Self-Harm is probably the first negative coping mechanism that comes to mind for most people. For many people self-harm helps to release emotional pain or stress. Self-harm in my mind is more than causing visible physical injuries to your body. Self-harm can be using sex or pornography in a way that can hurt you or your partner. Self-harm can be not eating or over-eating, or pushing your body beyond its physical limits. I have coped with stress through self-harm and I know that might sound alarming, but it has not been in a way most people would think of. I will go out and exercise and push my body to its limits even though I haven’t eaten anything of substance in two days. When I push my body to its limits it seems like one of the few times that I have any type of relief from the hamster wheel my brain is on. Please don’t be like me. This is not something I recommend anyone do. I just want you to know where I’ve been, where I am, and where I’m going. I recognize what my issues are and I’m addressing them; I wish nothing but the same for you.

Drugs, alcohol, and caffeine can also be harmful coping mechanisms. I know some of you may be surprised to see caffeine in the same category as drugs and alcohol, but I feel like it just provides a more acceptable “high”. I also had a run in with caffeine that made me feel as if I was on drugs. Caffeine stimulates your nervous system and can improve your concentration as well as lessen fatigue, but these benefits are only temporary. I’ve always felt that too much of something can have a negative impact on your overall health. Caffeine is used as a crutch, it’s addictive and when you don’t have it the effects vanish causing you to want more. I’m obviously not an advocate of alcohol and drugs, but nor am I an advocate of caffeine. I’d just be leery of using caffeine to cope with stress or fatigue.
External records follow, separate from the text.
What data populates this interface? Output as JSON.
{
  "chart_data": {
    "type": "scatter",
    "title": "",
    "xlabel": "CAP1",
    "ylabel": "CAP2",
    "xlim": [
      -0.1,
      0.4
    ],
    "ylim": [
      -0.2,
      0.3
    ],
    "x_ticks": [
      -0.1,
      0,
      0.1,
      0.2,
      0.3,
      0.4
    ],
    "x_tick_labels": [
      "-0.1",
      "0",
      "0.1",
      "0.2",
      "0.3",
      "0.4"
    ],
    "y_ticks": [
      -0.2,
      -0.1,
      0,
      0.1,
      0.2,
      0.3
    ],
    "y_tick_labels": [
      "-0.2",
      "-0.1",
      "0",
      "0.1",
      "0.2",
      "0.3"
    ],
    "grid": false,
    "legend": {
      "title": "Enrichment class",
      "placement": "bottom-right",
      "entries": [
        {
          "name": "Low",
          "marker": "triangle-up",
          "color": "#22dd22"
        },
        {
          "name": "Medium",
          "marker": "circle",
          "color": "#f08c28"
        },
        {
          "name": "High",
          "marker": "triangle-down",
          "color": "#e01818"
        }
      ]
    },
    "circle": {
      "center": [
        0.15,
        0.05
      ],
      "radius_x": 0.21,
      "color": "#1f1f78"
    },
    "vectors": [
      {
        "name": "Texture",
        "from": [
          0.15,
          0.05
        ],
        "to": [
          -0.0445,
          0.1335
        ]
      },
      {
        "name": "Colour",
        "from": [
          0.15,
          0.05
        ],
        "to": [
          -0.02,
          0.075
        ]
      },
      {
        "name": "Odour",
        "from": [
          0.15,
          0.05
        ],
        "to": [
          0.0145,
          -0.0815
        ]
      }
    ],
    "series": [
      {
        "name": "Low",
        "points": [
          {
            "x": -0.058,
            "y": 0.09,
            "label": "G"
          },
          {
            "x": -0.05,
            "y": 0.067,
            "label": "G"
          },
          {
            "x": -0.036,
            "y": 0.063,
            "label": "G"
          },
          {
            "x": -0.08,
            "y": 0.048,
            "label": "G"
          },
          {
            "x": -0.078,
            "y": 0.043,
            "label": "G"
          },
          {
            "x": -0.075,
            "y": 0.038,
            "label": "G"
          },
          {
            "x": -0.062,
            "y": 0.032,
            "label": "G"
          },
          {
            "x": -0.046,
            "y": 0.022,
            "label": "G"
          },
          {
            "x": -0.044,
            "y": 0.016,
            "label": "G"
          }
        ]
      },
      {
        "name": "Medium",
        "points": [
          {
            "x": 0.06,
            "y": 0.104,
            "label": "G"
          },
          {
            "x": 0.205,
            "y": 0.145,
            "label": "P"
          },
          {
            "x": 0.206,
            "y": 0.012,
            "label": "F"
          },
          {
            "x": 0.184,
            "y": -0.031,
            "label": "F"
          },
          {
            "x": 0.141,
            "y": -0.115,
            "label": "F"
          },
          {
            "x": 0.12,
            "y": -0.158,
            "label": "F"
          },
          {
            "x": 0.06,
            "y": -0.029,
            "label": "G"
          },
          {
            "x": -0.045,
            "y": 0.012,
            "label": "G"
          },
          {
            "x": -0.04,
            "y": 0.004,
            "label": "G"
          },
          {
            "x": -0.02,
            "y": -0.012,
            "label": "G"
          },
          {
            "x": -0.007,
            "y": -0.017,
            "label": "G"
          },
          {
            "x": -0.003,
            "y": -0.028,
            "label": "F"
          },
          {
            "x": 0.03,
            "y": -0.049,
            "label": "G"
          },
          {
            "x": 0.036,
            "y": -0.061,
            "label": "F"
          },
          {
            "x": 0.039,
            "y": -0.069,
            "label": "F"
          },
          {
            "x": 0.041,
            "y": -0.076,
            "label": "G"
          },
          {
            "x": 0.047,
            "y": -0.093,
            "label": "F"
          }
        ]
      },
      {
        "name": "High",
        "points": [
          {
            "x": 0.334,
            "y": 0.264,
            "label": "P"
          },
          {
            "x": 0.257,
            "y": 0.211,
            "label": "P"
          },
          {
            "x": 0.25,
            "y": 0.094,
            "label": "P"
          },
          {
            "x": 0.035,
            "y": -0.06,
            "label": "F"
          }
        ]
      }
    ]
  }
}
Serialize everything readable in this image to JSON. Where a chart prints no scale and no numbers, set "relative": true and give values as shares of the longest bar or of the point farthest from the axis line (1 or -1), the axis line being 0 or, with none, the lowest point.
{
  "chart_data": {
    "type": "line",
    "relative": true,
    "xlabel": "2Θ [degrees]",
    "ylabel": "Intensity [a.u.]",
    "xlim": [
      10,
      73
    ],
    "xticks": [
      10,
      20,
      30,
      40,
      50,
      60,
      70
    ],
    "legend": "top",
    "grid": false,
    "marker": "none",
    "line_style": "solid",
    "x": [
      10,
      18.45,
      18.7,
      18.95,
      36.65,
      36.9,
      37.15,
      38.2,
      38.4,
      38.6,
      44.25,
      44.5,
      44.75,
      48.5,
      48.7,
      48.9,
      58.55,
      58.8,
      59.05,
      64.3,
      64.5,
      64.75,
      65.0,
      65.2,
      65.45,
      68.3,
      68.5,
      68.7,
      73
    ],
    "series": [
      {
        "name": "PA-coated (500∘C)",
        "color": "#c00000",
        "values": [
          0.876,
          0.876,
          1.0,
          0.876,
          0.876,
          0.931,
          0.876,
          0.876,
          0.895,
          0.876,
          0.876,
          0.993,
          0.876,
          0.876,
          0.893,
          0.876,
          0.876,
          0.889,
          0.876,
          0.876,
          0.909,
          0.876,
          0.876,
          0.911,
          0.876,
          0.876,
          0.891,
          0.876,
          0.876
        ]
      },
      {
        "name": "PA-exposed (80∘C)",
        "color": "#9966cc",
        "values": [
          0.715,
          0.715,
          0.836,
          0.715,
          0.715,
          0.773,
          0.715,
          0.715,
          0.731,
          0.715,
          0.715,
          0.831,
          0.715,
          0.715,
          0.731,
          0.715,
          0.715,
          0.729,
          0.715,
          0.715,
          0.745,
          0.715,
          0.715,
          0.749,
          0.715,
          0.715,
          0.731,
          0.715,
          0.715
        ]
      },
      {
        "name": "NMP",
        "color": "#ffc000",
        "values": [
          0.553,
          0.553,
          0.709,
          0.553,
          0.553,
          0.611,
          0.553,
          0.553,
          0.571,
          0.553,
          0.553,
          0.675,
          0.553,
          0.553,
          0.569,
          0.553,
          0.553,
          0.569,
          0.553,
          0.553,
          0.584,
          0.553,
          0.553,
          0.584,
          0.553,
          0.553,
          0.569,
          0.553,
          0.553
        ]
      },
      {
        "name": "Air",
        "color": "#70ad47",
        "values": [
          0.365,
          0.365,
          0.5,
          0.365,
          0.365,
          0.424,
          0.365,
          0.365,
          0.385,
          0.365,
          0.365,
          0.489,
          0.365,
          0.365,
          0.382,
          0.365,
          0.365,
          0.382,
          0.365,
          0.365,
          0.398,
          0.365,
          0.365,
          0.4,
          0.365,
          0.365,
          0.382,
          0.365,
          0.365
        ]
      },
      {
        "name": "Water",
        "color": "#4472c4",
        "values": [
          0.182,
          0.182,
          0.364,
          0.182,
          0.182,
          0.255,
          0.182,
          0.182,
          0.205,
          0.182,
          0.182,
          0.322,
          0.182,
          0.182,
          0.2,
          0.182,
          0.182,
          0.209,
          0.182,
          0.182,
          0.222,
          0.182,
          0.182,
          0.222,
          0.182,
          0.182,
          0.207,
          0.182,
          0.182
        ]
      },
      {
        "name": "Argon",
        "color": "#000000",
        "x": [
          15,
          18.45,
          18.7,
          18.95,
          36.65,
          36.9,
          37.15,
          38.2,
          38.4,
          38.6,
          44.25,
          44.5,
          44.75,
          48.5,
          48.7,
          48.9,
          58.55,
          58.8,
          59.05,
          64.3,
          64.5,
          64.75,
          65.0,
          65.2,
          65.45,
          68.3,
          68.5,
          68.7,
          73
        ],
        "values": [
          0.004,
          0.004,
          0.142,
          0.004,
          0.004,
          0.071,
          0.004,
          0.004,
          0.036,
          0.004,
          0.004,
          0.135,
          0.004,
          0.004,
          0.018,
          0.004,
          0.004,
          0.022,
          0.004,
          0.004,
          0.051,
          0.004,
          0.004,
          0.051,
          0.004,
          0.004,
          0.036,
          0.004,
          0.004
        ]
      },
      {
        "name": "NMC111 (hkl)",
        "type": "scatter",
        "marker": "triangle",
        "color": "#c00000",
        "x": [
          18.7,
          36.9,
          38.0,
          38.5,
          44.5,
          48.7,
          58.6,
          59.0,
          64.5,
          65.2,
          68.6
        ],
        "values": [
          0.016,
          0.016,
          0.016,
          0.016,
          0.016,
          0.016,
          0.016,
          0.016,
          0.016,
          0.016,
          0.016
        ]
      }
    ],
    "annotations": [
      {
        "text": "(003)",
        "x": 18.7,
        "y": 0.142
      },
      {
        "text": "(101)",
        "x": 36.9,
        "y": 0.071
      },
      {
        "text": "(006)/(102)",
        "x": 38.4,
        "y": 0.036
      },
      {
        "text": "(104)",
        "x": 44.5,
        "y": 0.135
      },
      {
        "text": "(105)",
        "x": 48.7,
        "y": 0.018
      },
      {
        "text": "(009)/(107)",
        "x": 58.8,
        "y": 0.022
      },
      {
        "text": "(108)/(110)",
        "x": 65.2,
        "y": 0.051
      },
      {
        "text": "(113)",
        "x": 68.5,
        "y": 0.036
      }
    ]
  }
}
I don’t want anyone to feel pity for me. I share this information to let you know that you are not alone. God has equipped you with everything you need; read his word, pray, and practice effective coping mechanism and I have no doubt He will show up in your life in a mighty way. Take care of yourself so you can take care of your children, spouse, and other loved ones. You can’t pour into anyone from an empty glass.